If it wasn’t for Campbell’s Cream of Mushroom Soup, we might starve to death. And I don’t think this is a Southern thing, although we can slap wear out a can of cream of mushroom soup for almost any occasion. Campbell’s Cream of Mushroom Soup is a universal addiction. And it has to be Campbell’s. Spare no expense.
I am not sure I know anyone who eats Campbell’s Cream of Mushroom Soup as just plain soup. I’ve never seen it in a bowl. It is actually a sauce. Somehow heat and the addition of other ingredients transforms the soup into a silky, rich sauce.

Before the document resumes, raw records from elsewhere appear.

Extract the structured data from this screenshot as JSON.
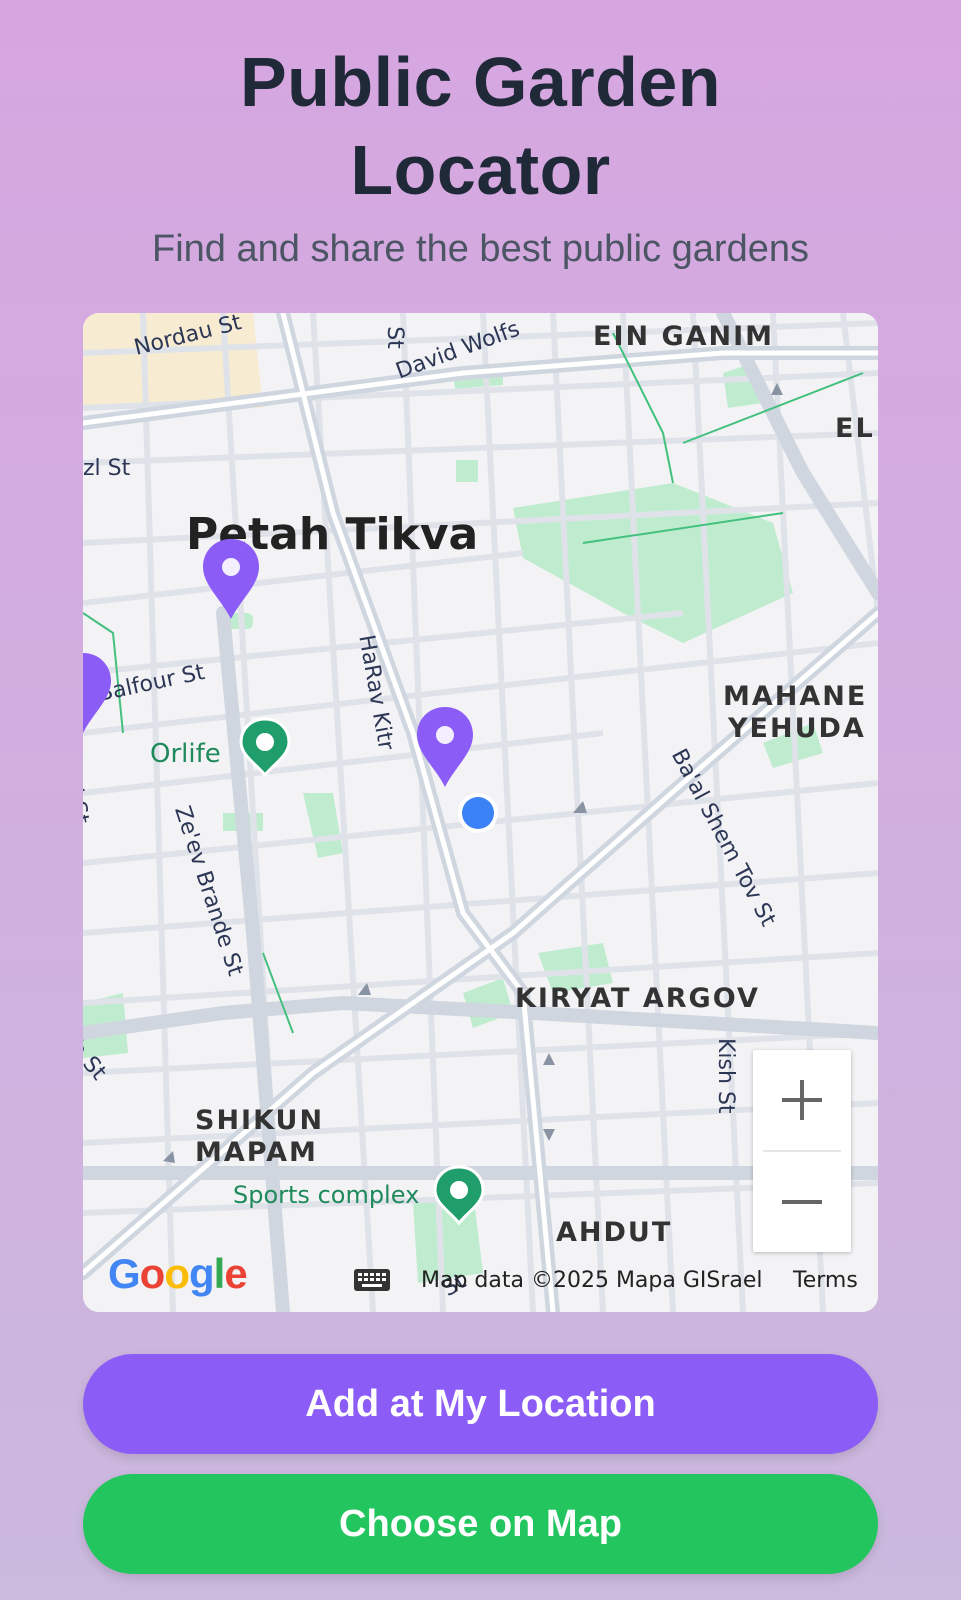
{
  "header": {
    "title_line1": "Public Garden",
    "title_line2": "Locator",
    "subtitle": "Find and share the best public gardens"
  },
  "map": {
    "city_label": "Petah Tikva",
    "districts": [
      "EIN GANIM",
      "EL",
      "MAHANE",
      "YEHUDA",
      "KIRYAT ARGOV",
      "SHIKUN",
      "MAPAM",
      "AHDUT"
    ],
    "streets": [
      "Nordau St",
      "David Wolfs",
      "St",
      "zl St",
      "HaRav Kitr",
      "Balfour St",
      "hild St",
      "Ze'ev Brande St",
      "Ba'al Shem Tov St",
      "Kish St",
      "ib St",
      "St"
    ],
    "pois": [
      "Orlife",
      "Sports complex"
    ],
    "zoom_in_label": "+",
    "zoom_out_label": "−",
    "logo_text": "Google",
    "attribution": "Map data ©2025 Mapa GISrael",
    "terms": "Terms",
    "colors": {
      "marker": "#8b5cf6",
      "poi": "#1f9d6b",
      "my_location": "#3b82f6",
      "park": "#bfeccf"
    }
  },
  "actions": {
    "add_location": "Add at My Location",
    "choose_on_map": "Choose on Map"
  },
  "colors": {
    "primary": "#8b5cf6",
    "success": "#22c55e",
    "title": "#1f2937"
  }
}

And the perfect example is smothered pork chops. This is a busy-night, go-to meal. It takes an hour to cook, but just 10 minutes to assemble.
Smothered Pork Chops
4 bone-in pork chops
16 ounces sliced mushrooms
2 cans cream of mushroom soup
2 tablespoons minced dried onion
2 teaspoons Worcestershire sauce
Heat 2 tablespoons of oil in a skillet. Salt and pepper the chops and brown them on both sides.
Lay the mushrooms in the bottom of a 9-by-13 baking dish. Put the pork chops on top.
Mix together the mushroom soup, dried onion and Worcestershire sauce. Spread over the pork chops.
Bake at 350 degrees for one hour or until the chops are tender.